Söylediklerimi bir gram bile umursamayarak

"Büyük ihtimalle yerleşme telaşından yemek yapmaya fırsatın olmamıştır bu yüzden komşuluk görevimi yapıcam"   Dedi.  Ve beni kapının kenarından hafifçe iterek içeri girdi. Gözlerimi devirip kapıyı kapattım. Salona geçip rastgele biryere oturdu. Bense ayakta dik dik ona bakmaya başladım.
"Gelsene" diyerek kanepelerden birini işaret etti.

"Niye geldin ?"

"Kapıda söyledim ya komşuluk görevi için"

"Seni tanımıyorum ve bu şekilde evimde olman beni rahatsız ediyor."

"Ee ne güzel işte hem yemek yer hem de tanışırız"

"Tanışmak istemiyorum" dememe rağmen takmadığını belli ederek pizza kutusunu sallamaya başladı. Sinirle pes edip kanepelerden birine oturdum.

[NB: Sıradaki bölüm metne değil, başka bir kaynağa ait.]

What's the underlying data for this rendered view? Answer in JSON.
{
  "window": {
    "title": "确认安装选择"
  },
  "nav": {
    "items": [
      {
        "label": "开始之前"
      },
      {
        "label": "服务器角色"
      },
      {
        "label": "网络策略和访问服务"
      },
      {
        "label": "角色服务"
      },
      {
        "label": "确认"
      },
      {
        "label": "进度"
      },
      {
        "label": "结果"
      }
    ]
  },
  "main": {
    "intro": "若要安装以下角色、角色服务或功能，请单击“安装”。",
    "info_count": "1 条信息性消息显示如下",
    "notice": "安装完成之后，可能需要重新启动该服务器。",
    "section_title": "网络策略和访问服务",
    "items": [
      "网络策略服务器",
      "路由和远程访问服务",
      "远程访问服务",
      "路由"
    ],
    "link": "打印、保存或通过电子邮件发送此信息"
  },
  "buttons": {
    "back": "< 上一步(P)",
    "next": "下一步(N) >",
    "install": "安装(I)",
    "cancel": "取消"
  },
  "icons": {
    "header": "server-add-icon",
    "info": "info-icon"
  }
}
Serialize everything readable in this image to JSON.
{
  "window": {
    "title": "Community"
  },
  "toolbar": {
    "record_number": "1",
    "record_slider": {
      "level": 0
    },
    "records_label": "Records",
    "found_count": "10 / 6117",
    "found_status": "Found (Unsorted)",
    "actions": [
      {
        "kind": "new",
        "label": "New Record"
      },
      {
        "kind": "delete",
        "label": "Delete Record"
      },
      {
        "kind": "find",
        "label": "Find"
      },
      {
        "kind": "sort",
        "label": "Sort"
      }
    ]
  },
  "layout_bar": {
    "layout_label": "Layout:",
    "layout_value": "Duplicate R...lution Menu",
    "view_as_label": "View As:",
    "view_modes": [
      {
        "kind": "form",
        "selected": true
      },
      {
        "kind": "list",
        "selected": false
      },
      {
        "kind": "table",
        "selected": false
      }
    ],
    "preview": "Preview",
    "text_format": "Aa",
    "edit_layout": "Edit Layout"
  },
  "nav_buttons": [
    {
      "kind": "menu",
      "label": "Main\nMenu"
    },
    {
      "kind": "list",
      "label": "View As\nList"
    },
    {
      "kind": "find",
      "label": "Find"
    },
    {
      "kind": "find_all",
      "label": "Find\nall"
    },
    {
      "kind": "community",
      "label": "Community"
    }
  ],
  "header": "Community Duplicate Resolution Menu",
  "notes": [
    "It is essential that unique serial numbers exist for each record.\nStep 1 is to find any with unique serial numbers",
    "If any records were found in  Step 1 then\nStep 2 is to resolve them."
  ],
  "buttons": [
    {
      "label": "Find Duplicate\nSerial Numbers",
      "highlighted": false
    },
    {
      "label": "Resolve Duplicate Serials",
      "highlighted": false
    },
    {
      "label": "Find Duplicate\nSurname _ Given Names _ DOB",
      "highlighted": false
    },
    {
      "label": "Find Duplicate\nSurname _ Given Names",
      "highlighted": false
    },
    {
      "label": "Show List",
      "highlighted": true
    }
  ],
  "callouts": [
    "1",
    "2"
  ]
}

Pizza kutusunun birini önüme itip kendisininkini yemeye başladı. İlk başta yememeyi düşünsem de aç olduğum için bende yemeğe başladım.
Sessizce yememizin ardından konuşmaya başladı.

"Evet şimdi karnımız doyduğuna göre tanışma işini aradan çıkarabiliriz. Ben Arda Özçelik. Mimarlık okuyorum daha doğrusu okumaya başlayacağım. Karşı dairede oturuyorum. Hobilerim öncelikli olarak yemek yemek ve diğer her şey. Fobilerin ise yemek yiyememek. Şimdi sıra sende"

"Kendimi tanıtmak istemiyorum."

"Mızıkçılık yapma seni tanımıyorum diyen sendin."

"Tamam. Çisem Demir. Mimarlık okuyacağım. Bu kadar."